O Filme era "Inland Empire" (2006). Talvez não fosse um dos seus melhores, mas ainda assim foi um dos mais perfeitos filmes lynchianos, e a isso se deve o facto de ser uma película que não obedecia a nenhuma estrutura consensual, é o surrealismo no seu estado puro, ou seja, é um filme do David Lynch.
Este homem exteriorizou muitos demónios comuns a todos nós. Fê-lo em película e em vídeo e em sonhos que muitos de nós, os verdadeiros loucos que o amamos, nunca antes julgámos ser possível ver em um ecrã (grande ou pequeno), julgando que tal coisa só poderia acontecer nos nossos próprios sonhos ou pesadelos ou assim...mas, Lynch debruçou fotografia e luz e diálogo e acção sobre alguns dos nossos mais íntimos devaneios, alguns até que nem sabíamos ter, e em consequência disso, conquistou-nos, a alguns, certamente. David Lynch não é para toda a gente, só para os mais galhardos, os mais excêntricos.

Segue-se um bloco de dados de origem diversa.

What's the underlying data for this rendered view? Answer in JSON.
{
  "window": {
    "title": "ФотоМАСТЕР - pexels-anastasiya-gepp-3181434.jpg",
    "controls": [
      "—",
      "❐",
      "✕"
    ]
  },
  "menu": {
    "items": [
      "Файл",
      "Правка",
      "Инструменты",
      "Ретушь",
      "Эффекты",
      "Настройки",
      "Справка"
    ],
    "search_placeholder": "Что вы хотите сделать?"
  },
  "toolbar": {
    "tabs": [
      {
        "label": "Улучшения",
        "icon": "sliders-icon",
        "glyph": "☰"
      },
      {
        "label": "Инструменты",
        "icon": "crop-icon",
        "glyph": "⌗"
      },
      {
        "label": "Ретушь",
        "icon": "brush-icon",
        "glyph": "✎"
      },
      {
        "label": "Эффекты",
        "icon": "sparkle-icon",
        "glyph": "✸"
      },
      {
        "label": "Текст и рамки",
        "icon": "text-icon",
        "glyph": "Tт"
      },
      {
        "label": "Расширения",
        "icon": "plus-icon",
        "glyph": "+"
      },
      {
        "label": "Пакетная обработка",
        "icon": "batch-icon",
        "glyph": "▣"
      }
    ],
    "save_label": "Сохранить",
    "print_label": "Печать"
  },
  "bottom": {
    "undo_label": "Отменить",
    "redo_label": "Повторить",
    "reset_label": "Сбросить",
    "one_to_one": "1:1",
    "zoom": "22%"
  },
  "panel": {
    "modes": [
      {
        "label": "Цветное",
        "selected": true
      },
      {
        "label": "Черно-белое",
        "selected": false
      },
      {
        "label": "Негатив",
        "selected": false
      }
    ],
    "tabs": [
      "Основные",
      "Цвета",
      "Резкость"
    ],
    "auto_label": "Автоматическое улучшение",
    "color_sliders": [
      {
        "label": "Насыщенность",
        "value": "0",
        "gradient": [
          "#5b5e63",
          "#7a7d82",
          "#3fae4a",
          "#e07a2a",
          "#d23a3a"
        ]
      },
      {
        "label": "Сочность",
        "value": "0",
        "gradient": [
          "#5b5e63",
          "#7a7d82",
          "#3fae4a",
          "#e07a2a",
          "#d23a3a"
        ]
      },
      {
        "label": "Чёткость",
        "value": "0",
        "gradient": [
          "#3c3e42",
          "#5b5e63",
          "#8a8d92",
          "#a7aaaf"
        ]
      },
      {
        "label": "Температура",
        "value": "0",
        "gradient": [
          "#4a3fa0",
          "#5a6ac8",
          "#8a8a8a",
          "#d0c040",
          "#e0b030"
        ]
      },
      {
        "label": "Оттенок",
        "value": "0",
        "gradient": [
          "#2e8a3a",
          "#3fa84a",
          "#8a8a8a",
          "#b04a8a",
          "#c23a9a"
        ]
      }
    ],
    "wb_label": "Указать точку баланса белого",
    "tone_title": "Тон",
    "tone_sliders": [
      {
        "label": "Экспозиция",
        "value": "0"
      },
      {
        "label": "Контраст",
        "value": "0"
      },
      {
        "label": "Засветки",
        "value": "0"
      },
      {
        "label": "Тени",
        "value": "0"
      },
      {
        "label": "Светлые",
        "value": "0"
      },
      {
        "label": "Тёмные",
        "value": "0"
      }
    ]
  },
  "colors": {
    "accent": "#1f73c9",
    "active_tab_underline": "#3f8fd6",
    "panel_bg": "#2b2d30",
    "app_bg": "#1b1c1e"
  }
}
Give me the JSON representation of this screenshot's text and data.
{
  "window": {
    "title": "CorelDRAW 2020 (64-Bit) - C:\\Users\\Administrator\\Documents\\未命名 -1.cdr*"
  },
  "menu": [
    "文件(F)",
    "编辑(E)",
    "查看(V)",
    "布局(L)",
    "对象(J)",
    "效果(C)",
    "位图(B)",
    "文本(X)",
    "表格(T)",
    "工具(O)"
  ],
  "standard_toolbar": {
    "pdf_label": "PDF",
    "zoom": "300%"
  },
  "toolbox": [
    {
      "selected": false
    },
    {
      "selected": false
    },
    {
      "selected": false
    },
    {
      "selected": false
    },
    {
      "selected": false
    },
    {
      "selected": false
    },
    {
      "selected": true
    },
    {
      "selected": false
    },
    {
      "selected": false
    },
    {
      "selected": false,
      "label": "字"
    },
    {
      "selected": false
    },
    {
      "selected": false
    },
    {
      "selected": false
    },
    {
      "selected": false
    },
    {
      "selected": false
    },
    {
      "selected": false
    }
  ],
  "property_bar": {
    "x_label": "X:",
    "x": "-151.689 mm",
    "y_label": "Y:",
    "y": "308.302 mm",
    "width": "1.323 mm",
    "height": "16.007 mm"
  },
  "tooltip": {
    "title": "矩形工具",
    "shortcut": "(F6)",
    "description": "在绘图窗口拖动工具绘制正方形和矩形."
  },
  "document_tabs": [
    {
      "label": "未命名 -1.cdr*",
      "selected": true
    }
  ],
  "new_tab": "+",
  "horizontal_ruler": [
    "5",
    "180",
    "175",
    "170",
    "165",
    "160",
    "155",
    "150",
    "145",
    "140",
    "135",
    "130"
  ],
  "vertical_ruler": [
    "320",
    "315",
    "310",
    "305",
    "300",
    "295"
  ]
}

No fim de contas, toda esta criatividade não habituada, ilumina-nos, de algum modo. Há que encontrar justaposições na arte que admiramos, ou então tudo não passa de hipocrisia e de fingimento e não é fácil fazê-lo com Lynch, mas, atravessa-se um oceano e no dealbar da nova iluminação, aí está a estranheza novamente. Ele não perdoa, não concede, não remite, é. Conheço poucos realizadores como o David Lynch, são daqueles frases feitas tipo: ou se gosta, ou não se gosta...é verdade. David Lynch não brinca aos filmes, não joga aos lucros, não faz por fazer. Nunca o surreal foi tão real como em um filme seu.